Il parallelo attraversa la Norvegia, supera la Svezia e la punta a sud della Finlandia, tocca la difficile Siberia, oltrepassa la Russia per raggiungere l’Alaska e il Canada occidentale. Giunge infine nella terra-limite della Groenlandia. E l’autore non manca, capitolo per capitolo, di farla visualizzare al lettore tramite accurate cartine geografiche. Ma la dimensione della “linea” trascende la pura sfera del visibile e pratico. Lineare è il linguaggio di Tallack, preciso, limpido e lacerante come un fascio di luce nel ricondurre il dato tangibile di un paesaggio alla sua storia, alle sue problematiche, alle sue contraddizioni, ai personaggi che lo abitano (delle quali ci offre, come in una galleria d’arte, dei “ritratti”: un libraio danese, i cacciatori Inuit della Groenlandia, orde di turisti che spendono cifre esorbitanti per escursioni “profilattiche” e preconfezionate in Alaska, orsi leggendari e minacciosi in Canada). Lineari sono le osservazioni e i ragionamenti, quasi matematici, che l’autore trae da questa complicata rete di corrispondenze, sciolta con la stessa semplicità e il poco clamore di un iceberg che attracca a riva o una nuvola in viaggio nel clima mutevole.
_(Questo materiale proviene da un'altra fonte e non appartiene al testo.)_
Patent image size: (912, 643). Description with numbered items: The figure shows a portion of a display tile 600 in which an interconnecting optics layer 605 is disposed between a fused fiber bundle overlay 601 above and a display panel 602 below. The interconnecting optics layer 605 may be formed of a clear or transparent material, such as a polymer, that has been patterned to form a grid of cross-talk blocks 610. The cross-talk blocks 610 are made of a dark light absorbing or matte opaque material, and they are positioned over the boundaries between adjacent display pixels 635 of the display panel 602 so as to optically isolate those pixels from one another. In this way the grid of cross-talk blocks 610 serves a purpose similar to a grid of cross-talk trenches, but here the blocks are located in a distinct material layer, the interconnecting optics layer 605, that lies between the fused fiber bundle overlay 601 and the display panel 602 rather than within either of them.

Allora tra i ghiacciai della Groenlandia, dove “il confine che separa natura e cultura è stato completamente cancellato”, si può ragionare su come “le sostanze inquinanti che oggi immettiamo nell’aria e nel mare rappresentano per la fauna e la flora dell’Artico una minaccia ben più grave dei cacciatori che vivono lì”; il forte senso di comunità del villaggio canadese di Fort Smith, circondato da molteplici laghi e dunque “isolato”, porta a riflettere su quanto “viviamo in un’epoca di grande isolamento e alienazione in cui i social network vengono spacciati per un’alternativa praticabile o per sostituti della comunità, di cui sono la parodia”; la natura incontaminata e incontenibile dell’Alaska, precedentemente colonia europea e poi merce acquistata dagli Stati Uniti, rende ancora più assurdo il concetto di proprietà della terra, poiché “i popoli indigeni della regione settentrionale dell’America del Nord usavano il suolo e le sue risorse, ci abitavano e si sentivano a casa (…) Il possesso non solo era privo di senso, ma sarebbe stato controproducente per un rapporto sostenibile con il luogo”.
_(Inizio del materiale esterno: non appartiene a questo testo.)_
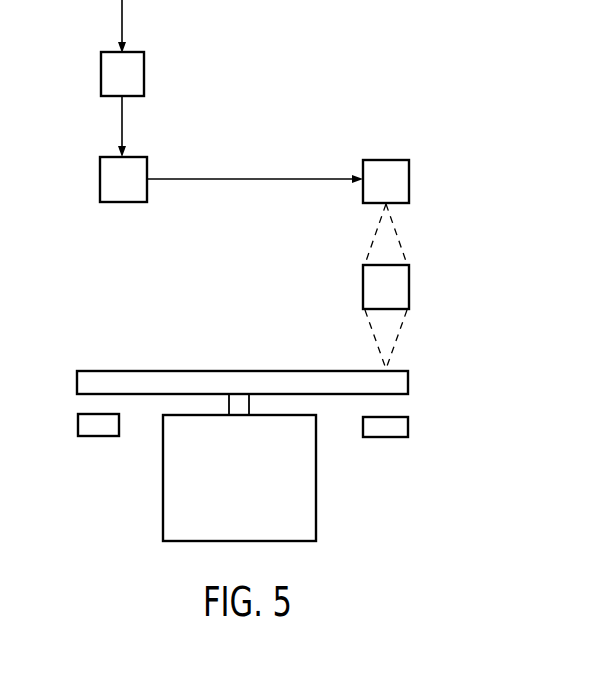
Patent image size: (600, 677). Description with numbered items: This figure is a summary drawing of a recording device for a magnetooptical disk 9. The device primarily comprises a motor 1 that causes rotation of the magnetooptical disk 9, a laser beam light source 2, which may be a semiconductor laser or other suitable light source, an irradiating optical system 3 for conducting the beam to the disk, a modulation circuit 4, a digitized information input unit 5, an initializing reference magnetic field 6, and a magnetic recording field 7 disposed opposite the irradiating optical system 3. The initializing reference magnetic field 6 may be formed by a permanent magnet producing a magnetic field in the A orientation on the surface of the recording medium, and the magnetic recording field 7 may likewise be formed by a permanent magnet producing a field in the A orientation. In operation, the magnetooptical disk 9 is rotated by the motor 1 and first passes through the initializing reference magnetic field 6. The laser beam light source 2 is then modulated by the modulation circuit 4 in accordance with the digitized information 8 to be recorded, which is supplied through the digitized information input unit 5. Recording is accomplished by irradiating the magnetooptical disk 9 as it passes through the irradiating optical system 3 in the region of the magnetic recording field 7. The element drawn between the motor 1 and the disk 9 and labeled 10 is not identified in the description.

Così su questo filo che è il sessantesimo parallelo brillano, sapientemente inanellate, le perle del Nord, o dovremmo dire “dei Nord”, ognuna col proprio particolare colore ma i quali riflessi di luce in qualche modo si somigliano. E la moltitudine di immagini dei luoghi che Tallack ci restituisce come osservati da lontano, in un fluido volo ellittico, in ultima analisi riesce a svelare qualcosa di estremamente interno e personale, comune ad ogni essere umano:

La terra segnò la gente proprio come la gente, a sua volta, segnò la terra. Se esiste una ‘costante invisibile’ o un’identità conferita da un luogo ai suoi abitanti la si può ritrovare soltanto lì, in quel legame, nel rapporto con la terra (…) Perché proprio come noi abitiamo il passaggio, il paesaggio abita in noi, nei pensieri, nei miti e nei ricordi; e la vastità della terra ci invita a provare un senso di attaccamento, oppure ci si attacca addosso

Il grande Nord, erede ideale e affine a scrittori come Macfarlane o Chatwin, sposta tuttavia l’asse della letteratura di viaggio verso l’interessante confine tra il personale e il pubblico, dove la vicenda di dolore personale risuona fortissima nella coscienza comune, affrontando mai forzatamente, ma con agilità e puntualità la critica storica e sociale dei tempi in cui viviamo.